As eleições são o ponto culminante da transformação que a nova lei Universitária impôs; desde há três décadas que a Faculdade cumpre com nobreza e elevação cívica o seu dever e as realiza pontualmente nas datas previstas, assegurando a sua universalidade e fomentando a participação de docentes, técnicos e alunos. 

É uma tarefa difícil e generosa que, para muitos, é mal compreendida, dado os seus afazeres múltiplos, obrigações docentes, hospitalares e científicas, governo das suas unidades, que necessitam de um cuidado diário que lhes garanta qualidade.

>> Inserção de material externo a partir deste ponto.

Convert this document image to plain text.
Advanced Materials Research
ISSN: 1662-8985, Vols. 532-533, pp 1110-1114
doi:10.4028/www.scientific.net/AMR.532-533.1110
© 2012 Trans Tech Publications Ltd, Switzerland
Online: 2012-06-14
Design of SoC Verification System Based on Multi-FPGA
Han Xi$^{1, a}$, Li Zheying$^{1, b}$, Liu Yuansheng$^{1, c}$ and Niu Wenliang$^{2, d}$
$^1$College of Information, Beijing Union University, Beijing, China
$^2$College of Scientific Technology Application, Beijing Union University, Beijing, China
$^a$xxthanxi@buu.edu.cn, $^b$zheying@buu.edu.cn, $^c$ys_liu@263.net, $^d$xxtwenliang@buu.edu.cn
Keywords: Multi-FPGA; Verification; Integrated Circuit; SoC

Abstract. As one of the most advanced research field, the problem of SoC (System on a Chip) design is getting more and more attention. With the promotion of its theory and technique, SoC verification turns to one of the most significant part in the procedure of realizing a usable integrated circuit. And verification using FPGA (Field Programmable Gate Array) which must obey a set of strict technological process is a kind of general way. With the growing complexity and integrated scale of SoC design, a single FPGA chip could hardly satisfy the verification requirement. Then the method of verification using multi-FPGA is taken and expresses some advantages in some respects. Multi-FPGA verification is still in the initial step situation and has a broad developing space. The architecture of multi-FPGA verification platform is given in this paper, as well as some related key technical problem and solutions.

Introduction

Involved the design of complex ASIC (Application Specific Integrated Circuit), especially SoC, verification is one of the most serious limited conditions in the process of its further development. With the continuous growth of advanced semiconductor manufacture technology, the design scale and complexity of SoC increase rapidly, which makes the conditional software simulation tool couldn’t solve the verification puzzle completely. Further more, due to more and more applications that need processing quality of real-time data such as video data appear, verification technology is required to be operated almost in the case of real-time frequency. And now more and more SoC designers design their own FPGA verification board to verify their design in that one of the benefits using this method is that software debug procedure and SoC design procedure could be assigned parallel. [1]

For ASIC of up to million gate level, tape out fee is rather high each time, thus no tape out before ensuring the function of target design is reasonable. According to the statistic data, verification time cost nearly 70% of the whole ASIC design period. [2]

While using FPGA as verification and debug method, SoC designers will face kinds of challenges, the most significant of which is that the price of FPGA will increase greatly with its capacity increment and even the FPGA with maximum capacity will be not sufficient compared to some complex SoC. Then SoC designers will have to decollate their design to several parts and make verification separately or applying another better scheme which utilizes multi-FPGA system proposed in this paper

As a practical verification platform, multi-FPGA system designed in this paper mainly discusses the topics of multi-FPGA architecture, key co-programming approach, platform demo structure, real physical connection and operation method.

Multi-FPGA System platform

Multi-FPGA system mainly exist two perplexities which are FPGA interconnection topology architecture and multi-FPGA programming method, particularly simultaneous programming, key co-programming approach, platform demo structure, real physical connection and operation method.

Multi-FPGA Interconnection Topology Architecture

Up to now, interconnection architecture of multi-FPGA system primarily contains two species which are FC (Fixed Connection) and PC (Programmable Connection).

Neste momento preciso de viragem, em que a Universidade se renova de roupagem, mantendo a sua “Alma Mater”, enfrentando dificuldades legais e orçamentais, importa perceber o cerne da mudança.

1º - Passamos de uma assembleia lata e paritária a uma mais restrita, com o menor peso do corpo estudantil e do componente técnico, o que para uma Faculdade de Medicina aberta ao Mundo e à inovação é um desafio difícil.

2º - Mantemos um Conselho Pedagógico paritário com responsabilidades não só na ideação como na formulação dos preceitos da vivência harmoniosa diária, que assegure um ambiente tranquilo e dedicação dos docentes aos discentes, característica principal das Escolas de referência e fiel à tradição de Esculápio e do nobre Endovelio.

3º - Quanto ao antigo Conselho Cientifico há, indiscutivelmente, uma enorme mudança: deixa de ser o “cérebro” ou o ideólogo da Escola, para ser um Órgão de consulta da Direcção e do Director da Escola. Não há colectivo de doutores (o antigo plenário), mas uma representação indirecta dos doutores. Julgo que a Direcção, o Director e o Presidente do Pedagógico encontrarão formas de mobilizar os docentes, em geral, e os doutores, em particular, respeitando a livre criatividade dos grupos e dos diferentes núcleos da Escola que representam o pulmão desta linda Cidade.